Amazon advertised already working on an Elasticsearch fork

Several days ago we shared here on the blog the news about the Elasticsearch license change whose change It will be made from the Elasticsearch 7.11 version of the Apache 2.0 license to the SSPL license (Server-side public license), which adds additional usage requirements to ensure the operation of cloud services.

As of this announcement, Amazon did not take change as a positive and in a matter of days released the news of creating its own fork of the platform Elasticsearch search, analysis and storage, as well as the web interface related to the Kibana platform.

The decision was made after transferring the original project to the non-free SSPL license and stopping releasing changes under the old Apache 2.0 license.

Related article:
Elasticsearch migrates to a non-free SSPL license

Besides that a few days ago, the Open Source Initiative (OSI), an organization that verifies that licenses meet Open Source criteria, confirmed that the SSPL license is not open and that products based on it should be considered proprietary.
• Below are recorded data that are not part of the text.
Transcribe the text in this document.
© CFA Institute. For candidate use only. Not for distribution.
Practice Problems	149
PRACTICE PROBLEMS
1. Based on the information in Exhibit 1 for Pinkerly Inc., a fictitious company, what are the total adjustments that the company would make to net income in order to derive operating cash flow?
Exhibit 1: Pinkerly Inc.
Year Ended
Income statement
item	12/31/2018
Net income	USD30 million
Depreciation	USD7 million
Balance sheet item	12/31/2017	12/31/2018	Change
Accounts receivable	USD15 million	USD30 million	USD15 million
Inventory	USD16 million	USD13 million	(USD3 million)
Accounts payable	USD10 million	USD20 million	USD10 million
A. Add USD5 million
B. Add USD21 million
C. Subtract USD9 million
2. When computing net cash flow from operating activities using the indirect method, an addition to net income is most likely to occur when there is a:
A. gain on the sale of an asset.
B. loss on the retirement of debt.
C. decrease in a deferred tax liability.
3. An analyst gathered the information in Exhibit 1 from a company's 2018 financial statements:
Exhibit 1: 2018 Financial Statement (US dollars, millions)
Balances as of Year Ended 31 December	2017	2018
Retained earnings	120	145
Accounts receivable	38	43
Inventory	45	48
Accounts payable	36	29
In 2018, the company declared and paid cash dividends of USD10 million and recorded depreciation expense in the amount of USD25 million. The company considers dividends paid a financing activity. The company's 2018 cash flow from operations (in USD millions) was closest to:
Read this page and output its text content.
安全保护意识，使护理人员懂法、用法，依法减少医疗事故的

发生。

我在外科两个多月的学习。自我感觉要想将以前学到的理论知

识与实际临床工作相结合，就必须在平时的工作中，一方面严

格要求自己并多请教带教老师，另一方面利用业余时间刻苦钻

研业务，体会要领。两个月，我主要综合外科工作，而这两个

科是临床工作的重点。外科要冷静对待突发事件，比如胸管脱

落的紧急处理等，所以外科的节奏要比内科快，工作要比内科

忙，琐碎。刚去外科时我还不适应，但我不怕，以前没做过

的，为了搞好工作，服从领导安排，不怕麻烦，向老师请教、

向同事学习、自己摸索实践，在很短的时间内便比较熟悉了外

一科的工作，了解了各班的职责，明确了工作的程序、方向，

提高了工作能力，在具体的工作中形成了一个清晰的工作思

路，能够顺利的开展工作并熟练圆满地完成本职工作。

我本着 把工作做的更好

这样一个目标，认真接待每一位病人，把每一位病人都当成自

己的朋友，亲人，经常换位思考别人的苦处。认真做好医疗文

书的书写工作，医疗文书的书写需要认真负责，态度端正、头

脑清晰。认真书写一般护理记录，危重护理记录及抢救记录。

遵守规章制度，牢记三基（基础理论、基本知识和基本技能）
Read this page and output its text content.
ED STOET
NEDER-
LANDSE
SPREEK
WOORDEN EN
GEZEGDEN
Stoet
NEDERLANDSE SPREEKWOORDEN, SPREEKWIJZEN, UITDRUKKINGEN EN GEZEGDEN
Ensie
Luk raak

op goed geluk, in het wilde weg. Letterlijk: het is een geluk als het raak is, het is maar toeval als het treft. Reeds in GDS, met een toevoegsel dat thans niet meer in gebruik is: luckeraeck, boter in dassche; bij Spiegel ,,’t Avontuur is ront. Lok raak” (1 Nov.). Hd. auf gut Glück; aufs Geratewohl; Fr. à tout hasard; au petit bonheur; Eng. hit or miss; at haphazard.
As motivation to create the fork, the intention is to keep Elasticsearch and Kibana in the form of open projects and provide a complete open solution, developed with community participation.

The fork will continue with the independent development of Open Distro for the Elasticsearch distribution, which was previously developed together with Expedia Group and Netflix as a plug-in on top of Elasticsearch and included additional plug-ins with free analogs of the platform's paid components.

This means that Elasticsearch and Kibana will no longer be open source software. To ensure that the open source versions of both packages remain available and well supported, including in our own offerings, today we announced that AWS will take a step forward to create and maintain an ALv2 licensed fork of Elasticsearch and Kibana of Open Source.

All changes and fixes implemented for Open Distro for Elasticsearch were made previously, but from now on the project will become a separate fork.

In coming weeks, a fork will be created from the latest Elasticsearch 7.10 codebase, which remains under the old Apache 2.0 license, after which the fork will continue to be developed independently in a separate repository on GitHub and will be used in future versions of the Open Distro for the Elasticsearch distribution, and will also begin to be used in the Amazon Elasticsearch Service (Amazon ES) service

At the same time, Logz.io also announced the creation of a fork of Elasticsearch and Kibana, in which, together with some other companies and community representatives, you will try to keep the codebase updated under the Apache 2.0 license.

Choosing to fork a project is not a decision to be made lightly, but it may be the right way to go when the needs of a community diverge, as is the case here. An important benefit of open source software is that when something like this happens, developers already have all the rights they need to get back to work themselves, if motivated enough.

The bifurcation is expected to be developed jointly with all interested partiess, under the control of the community and on an independent platform, for example, under the supervision of the non-profit organizations Apache Software Foundation or the Cloud Native Computing Foundation. It is possible that Logz will join forces with Amazon and a joint open source project will be created as a result.

The founder and CEO of Logz.io said the frustration from Elasticsearch BV's stock feels even more painful as he admired the company's culture and leadership five years ago.

However the license change was not a surprise, since in recent years Elasticsearch BV has gradually abandoned the open model towards the development of commercial plugins and has expressed dissatisfaction with the actions of cloud providers that parasitize open projects through their resale in the market form of cloud services, without participating in the life of the community and without helping development.